In our study, the rDNA loci were found only on the X chromosome in four species, including both the studied species of the family Miridae, the subfamily Mirinae, Horistus orientalis and Mimocoris rugicollis, which at the same time have different karyotypes—2n = 34 and 2n = 26, respectively. The situation with the Miridae is interesting, since all three previously studied species of this family, Deraeocoris ruber (Linnaeus, 1758) and D. rutilus (Herrich-Schaeffer, 1838) from the subfamily Deraeocorinae and Megaloceroea recticornis (Geoffroy, 1785) from the monotypic genus Megaloceroea Fieber, 1858 (subfamily Mirinae), also have 18S rDNA loci on their sex chromosomes [12]. It can be assumed that there is a relationship between the ribosomal genes and the sex chromosomes in Miridae. Moreover, the family Nabidae (from the same infraorder Cimicomorpha), which has data on 13 species, appears to exhibit the same tendency toward the presence of 18S rDNA on sex chromosomes [19,33]. Thus, further studies of both families are needed to verify the above assumption.

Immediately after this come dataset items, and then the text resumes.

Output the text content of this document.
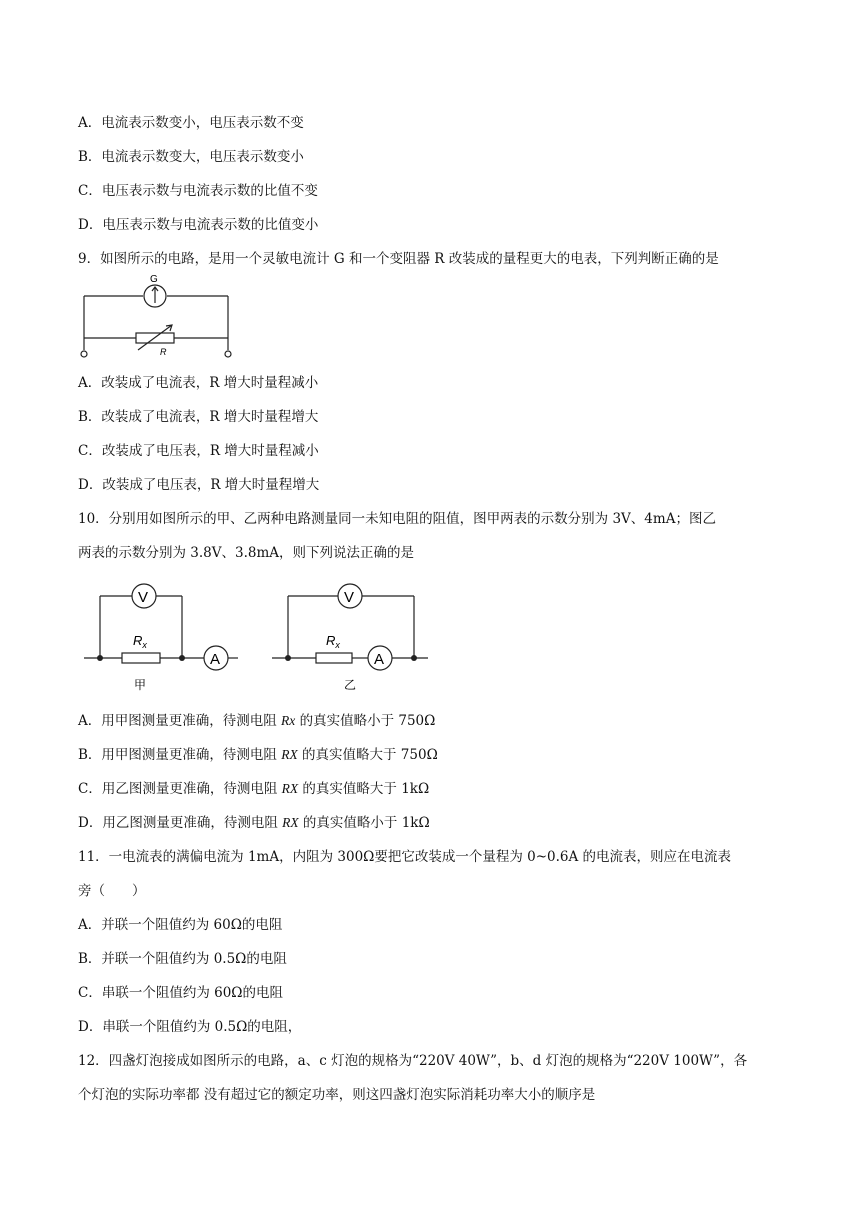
A．电流表示数变小，电压表示数不变
B．电流表示数变大，电压表示数变小
C．电压表示数与电流表示数的比值不变
D．电压表示数与电流表示数的比值变小
9．如图所示的电路，是用一个灵敏电流计 G 和一个变阻器 R 改装成的量程更大的电表，下列判断正确的是
G
R
A．改装成了电流表，R 增大时量程减小
B．改装成了电流表，R 增大时量程增大
C．改装成了电压表，R 增大时量程减小
D．改装成了电压表，R 增大时量程增大
10．分别用如图所示的甲、乙两种电路测量同一未知电阻的阻值，图甲两表的示数分别为 3V、4mA；图乙
两表的示数分别为 3.8V、3.8mA，则下列说法正确的是
V
A
$R_x$
甲
V
A
$R_x$
乙
A．用甲图测量更准确，待测电阻 Rx 的真实值略小于 750Ω
B．用甲图测量更准确，待测电阻 RX 的真实值略大于 750Ω
C．用乙图测量更准确，待测电阻 RX 的真实值略大于 1kΩ
D．用乙图测量更准确，待测电阻 RX 的真实值略小于 1kΩ
11．一电流表的满偏电流为 1mA，内阻为 300Ω要把它改装成一个量程为 0~0.6A 的电流表，则应在电流表
旁（　　）
A．并联一个阻值约为 60Ω的电阻
B．并联一个阻值约为 0.5Ω的电阻
C．串联一个阻值约为 60Ω的电阻
D．串联一个阻值约为 0.5Ω的电阻，
12．四盏灯泡接成如图所示的电路，a、c 灯泡的规格为“220V 40W”，b、d 灯泡的规格为“220V 100W”，各
个灯泡的实际功率都 没有超过它的额定功率，则这四盏灯泡实际消耗功率大小的顺序是
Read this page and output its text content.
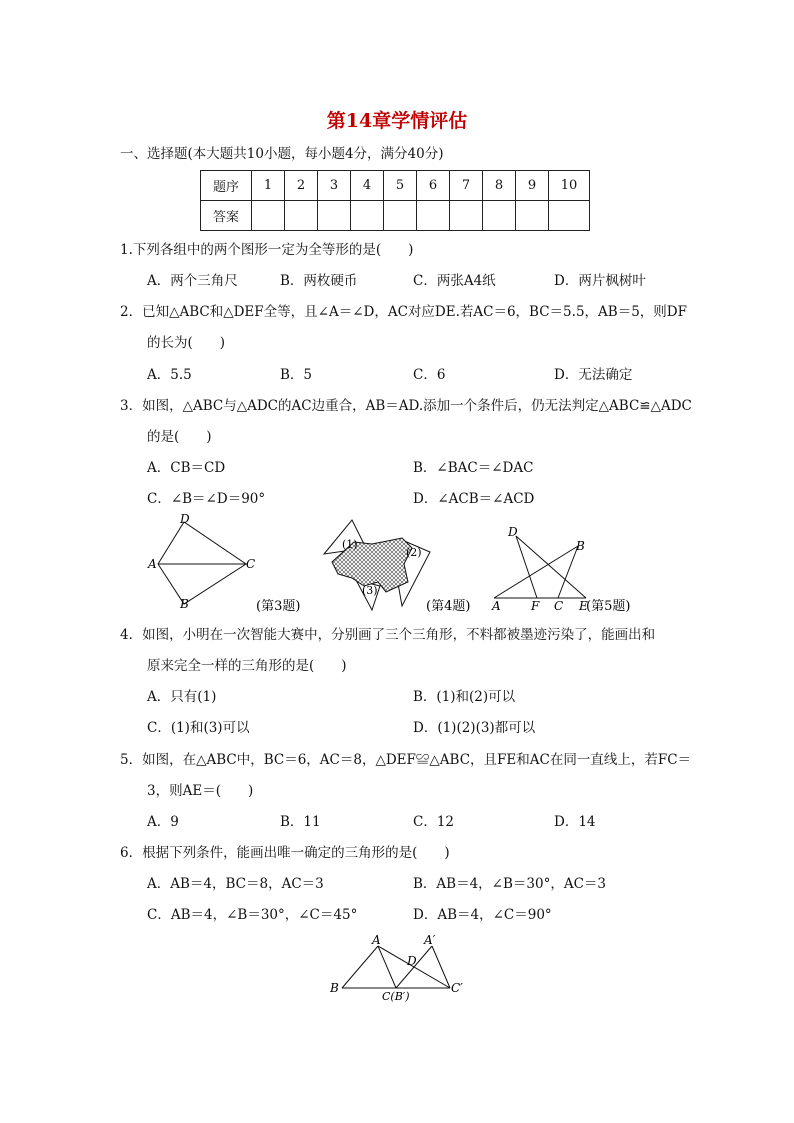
第14章学情评估
一、选择题(本大题共10小题，每小题4分，满分40分)
题序	1	2	3	4	5	6	7	8	9	10
答案										
1.下列各组中的两个图形一定为全等形的是(　　)
A．两个三角尺	B．两枚硬币	C．两张A4纸	D．两片枫树叶
2．已知△ABC和△DEF全等，且∠A＝∠D，AC对应DE.若AC＝6，BC＝5.5，AB＝5，则DF
的长为(　　)
A．5.5	B．5	C．6	D．无法确定
3．如图，△ABC与△ADC的AC边重合，AB＝AD.添加一个条件后，仍无法判定△ABC≌△ADC
的是(　　)
A．CB＝CD	B．∠BAC＝∠DAC
C．∠B＝∠D＝90°	D．∠ACB＝∠ACD
D
A	C
B	(第3题)
(1)
(2)
(3)
(第4题)
D
B
A	F C E
(第5题)
4．如图，小明在一次智能大赛中，分别画了三个三角形，不料都被墨迹污染了，能画出和
原来完全一样的三角形的是(　　)
A．只有(1)	B．(1)和(2)可以
C．(1)和(3)可以	D．(1)(2)(3)都可以
5．如图，在△ABC中，BC＝6，AC＝8，△DEF≌△ABC，且FE和AC在同一直线上，若FC＝
3，则AE＝(　　)
A．9	B．11	C．12	D．14
6．根据下列条件，能画出唯一确定的三角形的是(　　)
A．AB＝4，BC＝8，AC＝3	B．AB＝4，∠B＝30°，AC＝3
C．AB＝4，∠B＝30°，∠C＝45°	D．AB＝4，∠C＝90°
A	A′
D
B
C(B′)
C′
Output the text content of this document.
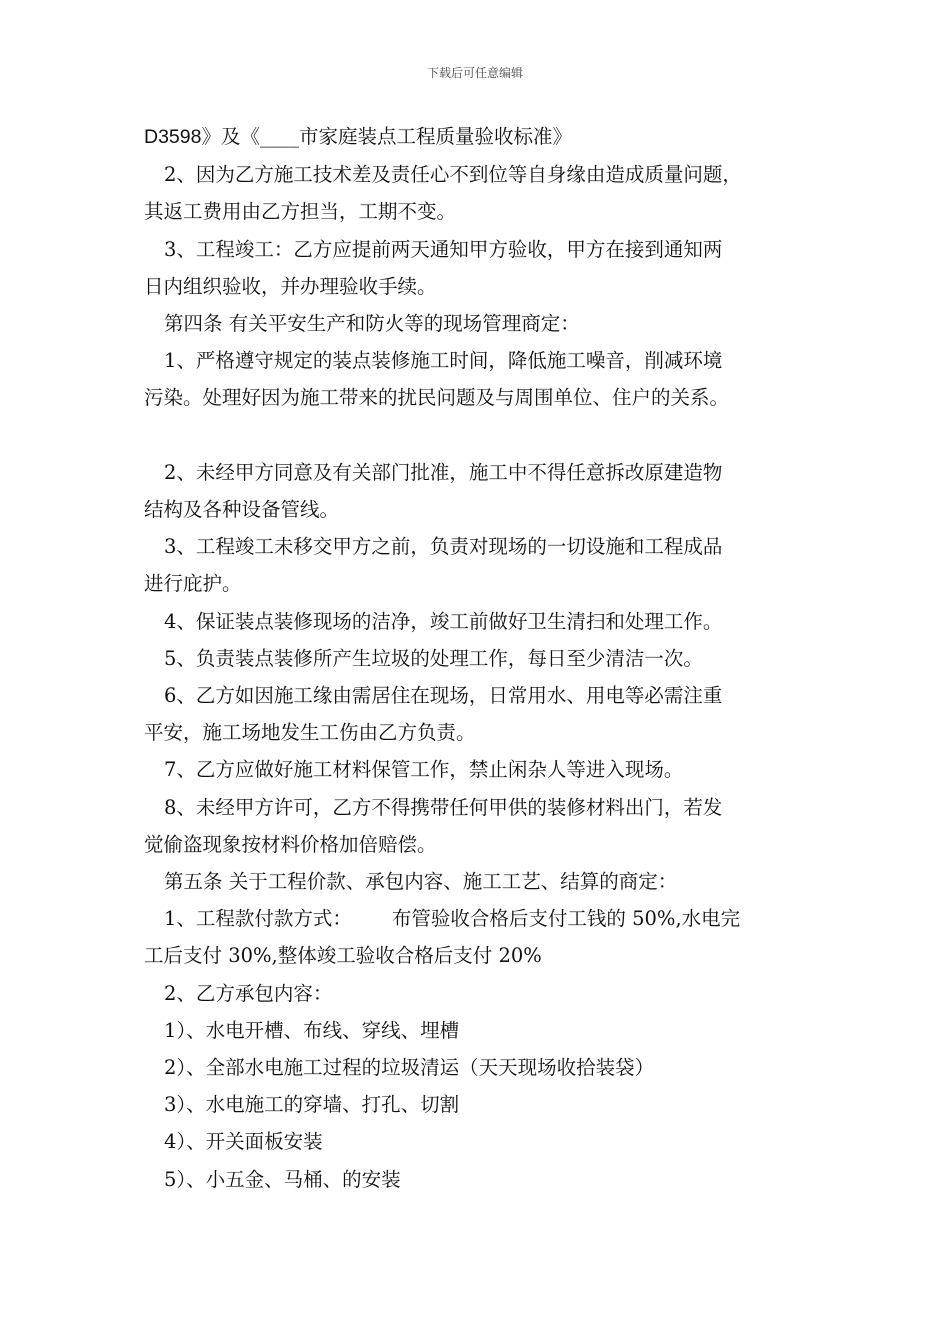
下载后可任意编辑

D3598》及《____市家庭装点工程质量验收标准》

2、因为乙方施工技术差及责任心不到位等自身缘由造成质量问题，

其返工费用由乙方担当，工期不变。

3、工程竣工：乙方应提前两天通知甲方验收，甲方在接到通知两

日内组织验收，并办理验收手续。

第四条 有关平安生产和防火等的现场管理商定：

1、严格遵守规定的装点装修施工时间，降低施工噪音，削减环境

污染。处理好因为施工带来的扰民问题及与周围单位、住户的关系。

2、未经甲方同意及有关部门批准，施工中不得任意拆改原建造物

结构及各种设备管线。

3、工程竣工未移交甲方之前，负责对现场的一切设施和工程成品

进行庇护。

4、保证装点装修现场的洁净，竣工前做好卫生清扫和处理工作。

5、负责装点装修所产生垃圾的处理工作，每日至少清洁一次。

6、乙方如因施工缘由需居住在现场，日常用水、用电等必需注重

平安，施工场地发生工伤由乙方负责。

7、乙方应做好施工材料保管工作，禁止闲杂人等进入现场。

8、未经甲方许可，乙方不得携带任何甲供的装修材料出门，若发

觉偷盗现象按材料价格加倍赔偿。

第五条 关于工程价款、承包内容、施工工艺、结算的商定：

1、工程款付款方式： 布管验收合格后支付工钱的 50%,水电完

工后支付 30%,整体竣工验收合格后支付 20%

2、乙方承包内容：

1）、水电开槽、布线、穿线、埋槽

2）、全部水电施工过程的垃圾清运（天天现场收拾装袋）

3）、水电施工的穿墙、打孔、切割

4）、开关面板安装

5）、小五金、马桶、的安装
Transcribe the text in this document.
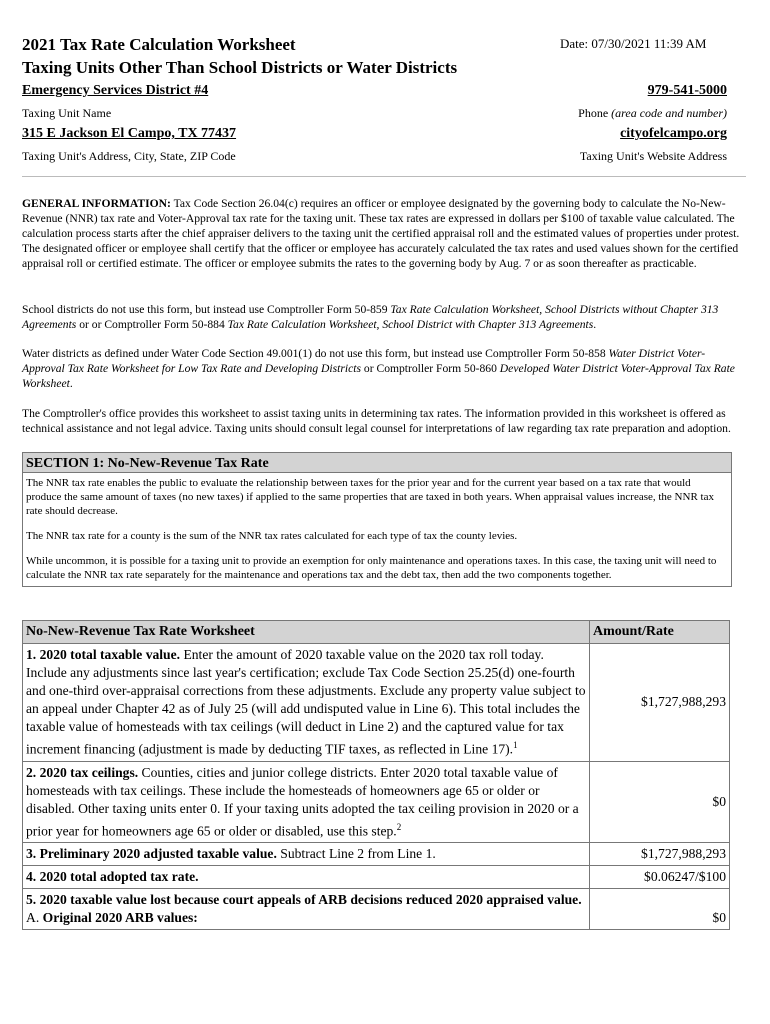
2021 Tax Rate Calculation Worksheet
Taxing Units Other Than School Districts or Water Districts
Date: 07/30/2021 11:39 AM
Emergency Services District #4
Taxing Unit Name
979-541-5000
Phone (area code and number)
315 E Jackson El Campo, TX 77437
Taxing Unit's Address, City, State, ZIP Code
cityofelcampo.org
Taxing Unit's Website Address

GENERAL INFORMATION: Tax Code Section 26.04(c) requires an officer or employee designated by the governing body to calculate the No-New-Revenue (NNR) tax rate and Voter-Approval tax rate for the taxing unit. These tax rates are expressed in dollars per $100 of taxable value calculated. The calculation process starts after the chief appraiser delivers to the taxing unit the certified appraisal roll and the estimated values of properties under protest. The designated officer or employee shall certify that the officer or employee has accurately calculated the tax rates and used values shown for the certified appraisal roll or certified estimate. The officer or employee submits the rates to the governing body by Aug. 7 or as soon thereafter as practicable.

School districts do not use this form, but instead use Comptroller Form 50-859 Tax Rate Calculation Worksheet, School Districts without Chapter 313 Agreements or or Comptroller Form 50-884 Tax Rate Calculation Worksheet, School District with Chapter 313 Agreements.

Water districts as defined under Water Code Section 49.001(1) do not use this form, but instead use Comptroller Form 50-858 Water District Voter-Approval Tax Rate Worksheet for Low Tax Rate and Developing Districts or Comptroller Form 50-860 Developed Water District Voter-Approval Tax Rate Worksheet.

The Comptroller's office provides this worksheet to assist taxing units in determining tax rates. The information provided in this worksheet is offered as technical assistance and not legal advice. Taxing units should consult legal counsel for interpretations of law regarding tax rate preparation and adoption.

SECTION 1: No-New-Revenue Tax Rate

The NNR tax rate enables the public to evaluate the relationship between taxes for the prior year and for the current year based on a tax rate that would produce the same amount of taxes (no new taxes) if applied to the same properties that are taxed in both years. When appraisal values increase, the NNR tax rate should decrease.

The NNR tax rate for a county is the sum of the NNR tax rates calculated for each type of tax the county levies.

While uncommon, it is possible for a taxing unit to provide an exemption for only maintenance and operations taxes. In this case, the taxing unit will need to calculate the NNR tax rate separately for the maintenance and operations tax and the debt tax, then add the two components together.

No-New-Revenue Tax Rate Worksheet	Amount/Rate
1. 2020 total taxable value. Enter the amount of 2020 taxable value on the 2020 tax roll today. Include any adjustments since last year's certification; exclude Tax Code Section 25.25(d) one-fourth and one-third over-appraisal corrections from these adjustments. Exclude any property value subject to an appeal under Chapter 42 as of July 25 (will add undisputed value in Line 6). This total includes the taxable value of homesteads with tax ceilings (will deduct in Line 2) and the captured value for tax increment financing (adjustment is made by deducting TIF taxes, as reflected in Line 17).$^1$	$1,727,988,293
2. 2020 tax ceilings. Counties, cities and junior college districts. Enter 2020 total taxable value of homesteads with tax ceilings. These include the homesteads of homeowners age 65 or older or disabled. Other taxing units enter 0. If your taxing units adopted the tax ceiling provision in 2020 or a prior year for homeowners age 65 or older or disabled, use this step.$^2$	$0
3. Preliminary 2020 adjusted taxable value. Subtract Line 2 from Line 1.	$1,727,988,293
4. 2020 total adopted tax rate.	$0.06247/$100
5. 2020 taxable value lost because court appeals of ARB decisions reduced 2020 appraised value.
A. Original 2020 ARB values:	$0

Thus, our rDNA-FISH analysis is limited to only 13 species, which however belong to 13 genera for which such data were obtained for the first time. Overall, the results obtained expand our understanding of the patterns of 18S rDNA loci distribution in the chromosomes of the large infraorders Cimicomorpha and Pentatomomorpha and confirm the importance of ribosomal DNA in the reorganization of the genomes of true bugs as a whole.